Dynamic Capacity Planning in Data Centers for Latency Sensitive Workloads like Immersive Media & AR/VR: A Decision-Engine Approach
© 2023 Anurag Reddy, Anil Naik, Sandeep Reddy, et al. This is an open-access article distributed under the terms of the Creative Commons Attribution License, which permits unrestricted use, distribution, and reproduction in any medium, provided the original author and source are credited.
Abstract
This paper explores the intricacies of data center planning, specifically focusing on the management of internet traffic and the optimization of capacity for edge servers. In an era where the internet is integral to daily life, effective capacity planning is essential to meet the escalating demands on network infrastructure. The paper introduces factors influencing internet and traffic demands, highlights the concept of capacity planning, and outlines key elements such as traffic analysis, scalability, edge server deployment, and resource monitoring, with a special focus on the implications in futuristic applications like Augmented & Virtual Reality Two primary methodologies for ensuring required capacity are discussed: the Built to Forecast Methodology and the Decision Engine Methodology. The Built to Forecast approach relies on historical data and usage patterns for proactive infrastructure building, while the Decision Engine approach utilizes intelligent algorithms for dynamic capacity adjustments based on real-time data specific to AR/VR workloads. The latter incorporates push-pull mechanisms and multi-echelon inventory management, addressing the unique challenges posed by the dynamic nature of AR/VR traffic. The paper delves into challenges and inefficiencies associated with the Built to Forecast Methodology, emphasizing scalability issues, the risk of technological obsolescence, inefficient energy consumption, and operational strain. In response, the Decision Engine Methodology is presented as a more adaptive alternative, incorporating push-pull mechanisms and multi-echelon inventory management for efficient supply chain optimization. The conclusion underscores the critical decision between a recommendation-based model and a built-to-forecast approach, emphasizing the trade-offs involved. The optimal choice depends on organizational requirements, risk tolerance, and industry characteristics, with the recommendation-based model excelling in scenarios of high demand variability. Ultimately, the paper advocates for a tailored and effective inventory management strategy aligned with the unique needs and circumstances of the organization.
Introduction
Managing internet traffic and ensuring sufficient capacity for edge servers are crucial aspects of providing a seamless online experience for customers. The internet has become an integral part of our daily lives, with users expecting fast and reliable access to various online services. This increasing reliance on the internet has led to significant demands on network infrastructure, and effective capacity planning is essential to meet these demands.

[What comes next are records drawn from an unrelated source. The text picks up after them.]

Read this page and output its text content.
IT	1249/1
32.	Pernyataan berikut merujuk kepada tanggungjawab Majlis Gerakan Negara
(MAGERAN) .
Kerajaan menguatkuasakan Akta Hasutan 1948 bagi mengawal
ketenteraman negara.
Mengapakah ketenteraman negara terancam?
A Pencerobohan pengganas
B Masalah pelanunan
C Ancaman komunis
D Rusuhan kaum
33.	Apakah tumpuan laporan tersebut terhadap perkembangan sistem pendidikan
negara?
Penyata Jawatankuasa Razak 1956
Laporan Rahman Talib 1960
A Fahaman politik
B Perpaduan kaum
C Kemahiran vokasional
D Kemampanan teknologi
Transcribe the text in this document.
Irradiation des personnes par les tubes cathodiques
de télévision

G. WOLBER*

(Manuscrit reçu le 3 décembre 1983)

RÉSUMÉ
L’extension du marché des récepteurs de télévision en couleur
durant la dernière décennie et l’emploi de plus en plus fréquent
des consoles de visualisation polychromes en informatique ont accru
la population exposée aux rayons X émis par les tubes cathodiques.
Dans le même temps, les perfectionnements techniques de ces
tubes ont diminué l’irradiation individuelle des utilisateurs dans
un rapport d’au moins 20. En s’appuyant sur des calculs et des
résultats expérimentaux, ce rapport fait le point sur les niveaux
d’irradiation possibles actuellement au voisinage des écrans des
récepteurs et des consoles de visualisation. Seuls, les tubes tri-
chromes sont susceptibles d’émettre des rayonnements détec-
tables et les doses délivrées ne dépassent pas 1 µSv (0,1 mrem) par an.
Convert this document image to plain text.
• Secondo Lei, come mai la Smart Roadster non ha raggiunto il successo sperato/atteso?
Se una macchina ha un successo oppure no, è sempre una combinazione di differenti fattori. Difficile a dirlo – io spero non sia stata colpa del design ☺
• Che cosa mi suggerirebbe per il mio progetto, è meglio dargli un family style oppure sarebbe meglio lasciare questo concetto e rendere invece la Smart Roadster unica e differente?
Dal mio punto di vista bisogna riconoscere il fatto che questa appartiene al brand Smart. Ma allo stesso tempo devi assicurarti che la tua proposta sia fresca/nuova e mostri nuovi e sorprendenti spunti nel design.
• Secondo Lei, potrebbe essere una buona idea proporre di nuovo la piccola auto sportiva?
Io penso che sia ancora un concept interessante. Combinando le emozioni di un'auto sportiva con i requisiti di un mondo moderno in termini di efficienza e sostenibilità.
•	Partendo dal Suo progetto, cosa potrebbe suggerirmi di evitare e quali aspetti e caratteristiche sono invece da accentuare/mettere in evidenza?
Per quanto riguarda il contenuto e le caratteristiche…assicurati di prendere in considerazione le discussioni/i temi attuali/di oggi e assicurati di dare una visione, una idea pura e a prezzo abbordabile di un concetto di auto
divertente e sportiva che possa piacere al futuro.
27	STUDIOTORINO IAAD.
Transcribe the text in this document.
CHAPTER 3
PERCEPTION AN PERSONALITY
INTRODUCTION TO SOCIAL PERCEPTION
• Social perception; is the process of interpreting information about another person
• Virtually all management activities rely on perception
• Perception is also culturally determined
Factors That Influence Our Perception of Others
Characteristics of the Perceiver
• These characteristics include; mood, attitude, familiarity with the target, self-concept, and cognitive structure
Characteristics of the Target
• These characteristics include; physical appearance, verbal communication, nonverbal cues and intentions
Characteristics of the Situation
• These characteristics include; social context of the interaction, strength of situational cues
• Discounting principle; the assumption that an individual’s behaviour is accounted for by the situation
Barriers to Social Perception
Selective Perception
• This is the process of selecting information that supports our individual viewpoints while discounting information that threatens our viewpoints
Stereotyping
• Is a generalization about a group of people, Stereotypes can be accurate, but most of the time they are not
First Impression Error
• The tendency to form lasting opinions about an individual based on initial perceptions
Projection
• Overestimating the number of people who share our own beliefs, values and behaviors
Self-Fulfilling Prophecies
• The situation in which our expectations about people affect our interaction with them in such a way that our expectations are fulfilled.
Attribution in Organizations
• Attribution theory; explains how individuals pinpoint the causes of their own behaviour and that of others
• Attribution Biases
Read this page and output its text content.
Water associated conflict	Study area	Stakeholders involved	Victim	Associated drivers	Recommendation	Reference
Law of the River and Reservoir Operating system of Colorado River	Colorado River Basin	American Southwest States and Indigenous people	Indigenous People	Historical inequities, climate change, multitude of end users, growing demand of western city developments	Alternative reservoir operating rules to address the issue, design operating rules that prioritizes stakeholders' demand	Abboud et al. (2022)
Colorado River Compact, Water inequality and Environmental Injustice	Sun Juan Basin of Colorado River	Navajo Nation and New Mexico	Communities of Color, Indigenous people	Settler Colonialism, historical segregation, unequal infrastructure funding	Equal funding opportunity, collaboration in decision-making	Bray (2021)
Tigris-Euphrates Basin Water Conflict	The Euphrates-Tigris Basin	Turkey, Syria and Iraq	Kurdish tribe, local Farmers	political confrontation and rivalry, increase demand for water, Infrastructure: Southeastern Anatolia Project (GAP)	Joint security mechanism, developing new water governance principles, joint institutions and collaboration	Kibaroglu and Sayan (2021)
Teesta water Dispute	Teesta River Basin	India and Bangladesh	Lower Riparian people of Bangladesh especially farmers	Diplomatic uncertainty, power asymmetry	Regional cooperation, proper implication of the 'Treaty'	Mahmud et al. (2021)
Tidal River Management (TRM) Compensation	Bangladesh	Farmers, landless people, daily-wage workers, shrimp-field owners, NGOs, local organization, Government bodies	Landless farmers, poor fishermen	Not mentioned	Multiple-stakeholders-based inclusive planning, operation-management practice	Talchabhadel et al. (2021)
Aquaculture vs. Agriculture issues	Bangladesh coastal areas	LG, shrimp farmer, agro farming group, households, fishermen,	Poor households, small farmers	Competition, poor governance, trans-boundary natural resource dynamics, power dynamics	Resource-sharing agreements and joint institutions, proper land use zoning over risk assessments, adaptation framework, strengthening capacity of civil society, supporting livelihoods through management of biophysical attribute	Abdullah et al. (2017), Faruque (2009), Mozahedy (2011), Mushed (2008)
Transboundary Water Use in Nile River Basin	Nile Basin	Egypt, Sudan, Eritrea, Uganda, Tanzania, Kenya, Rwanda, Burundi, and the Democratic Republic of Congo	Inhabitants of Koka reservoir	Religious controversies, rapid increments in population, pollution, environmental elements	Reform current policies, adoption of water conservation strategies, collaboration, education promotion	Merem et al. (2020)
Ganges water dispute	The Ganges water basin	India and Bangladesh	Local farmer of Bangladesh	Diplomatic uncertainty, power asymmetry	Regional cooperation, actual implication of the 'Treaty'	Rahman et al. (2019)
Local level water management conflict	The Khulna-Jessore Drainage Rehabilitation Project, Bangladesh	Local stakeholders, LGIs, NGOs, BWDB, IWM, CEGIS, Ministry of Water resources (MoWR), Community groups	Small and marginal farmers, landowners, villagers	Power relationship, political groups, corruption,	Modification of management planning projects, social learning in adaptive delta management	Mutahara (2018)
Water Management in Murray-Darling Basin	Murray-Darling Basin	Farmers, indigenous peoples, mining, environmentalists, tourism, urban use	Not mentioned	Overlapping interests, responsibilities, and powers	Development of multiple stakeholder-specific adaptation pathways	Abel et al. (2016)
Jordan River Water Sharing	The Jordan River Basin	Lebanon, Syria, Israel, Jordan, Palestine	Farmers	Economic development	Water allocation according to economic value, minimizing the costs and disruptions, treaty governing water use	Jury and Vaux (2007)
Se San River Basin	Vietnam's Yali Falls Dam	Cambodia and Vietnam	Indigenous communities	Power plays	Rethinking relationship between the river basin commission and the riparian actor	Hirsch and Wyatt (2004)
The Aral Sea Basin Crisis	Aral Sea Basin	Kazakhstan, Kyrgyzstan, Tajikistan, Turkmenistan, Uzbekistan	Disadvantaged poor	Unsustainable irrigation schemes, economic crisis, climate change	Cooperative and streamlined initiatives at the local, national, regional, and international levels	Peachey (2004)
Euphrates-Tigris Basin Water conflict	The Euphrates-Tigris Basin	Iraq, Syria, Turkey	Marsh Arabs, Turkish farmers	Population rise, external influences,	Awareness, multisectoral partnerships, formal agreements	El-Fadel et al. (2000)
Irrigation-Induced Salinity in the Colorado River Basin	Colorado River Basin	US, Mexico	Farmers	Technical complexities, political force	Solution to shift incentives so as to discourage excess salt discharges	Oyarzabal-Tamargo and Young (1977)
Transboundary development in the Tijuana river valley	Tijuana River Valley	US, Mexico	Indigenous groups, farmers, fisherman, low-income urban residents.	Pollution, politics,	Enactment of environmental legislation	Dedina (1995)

Internet and Traffic Demands
The internet serves as a global network connecting millions of users and devices. With the proliferation of online content, applications, and services, the volume of internet traffic has grown exponentially. Users engage in activities such as streaming videos, accessing cloud-based applications, online gaming, and more, contributing to a diverse set of traffic demands.
Factors Influencing Internet and Traffic Demands
- Content Richness: The rise of multimedia content, high- definition videos, and interactive & immersive applications like AR/VR has led to a surge in data consumption.
- Connected Devices: The increasing number of internet- connected devices, including smartphones, IoT devices, and smart home appliances, adds to the overall demand on network resources.
- Remote Work and Collaboration: The trend toward remote work has amplified the need for reliable internet connectivity, with video conferencing and collaboration tools becoming integral to business operations.
- E-commerce and Online Services: The growth of e-commerce platforms and online services has resulted in a higher volume of transactions and data transfer over the internet.
Introduction to Capacity Planning
Capacity planning is a proactive approach to ensuring that the network infrastructure, particularly at the edge locations, can handle current and future traffic demands efficiently. It involves assessing, forecasting, and allocating resources to prevent bottlenecks and performance issues. Here are key elements of capacity planning:
- Traffic Analysis: Understanding the patterns and types of internet traffic helps in predicting peak usage times, identifying popular content, and optimizing network resources
- Scalability: Designing a network that can scale horizontally or vertically to accommodate increased traffic without compromising performance is essential for handling sudden surges in demand.
- Edge Server Deployment: Placing edge servers strategically in various locations helps reduce latency and improve content Capacity planning involves determining the optimal number and distribution of edge servers.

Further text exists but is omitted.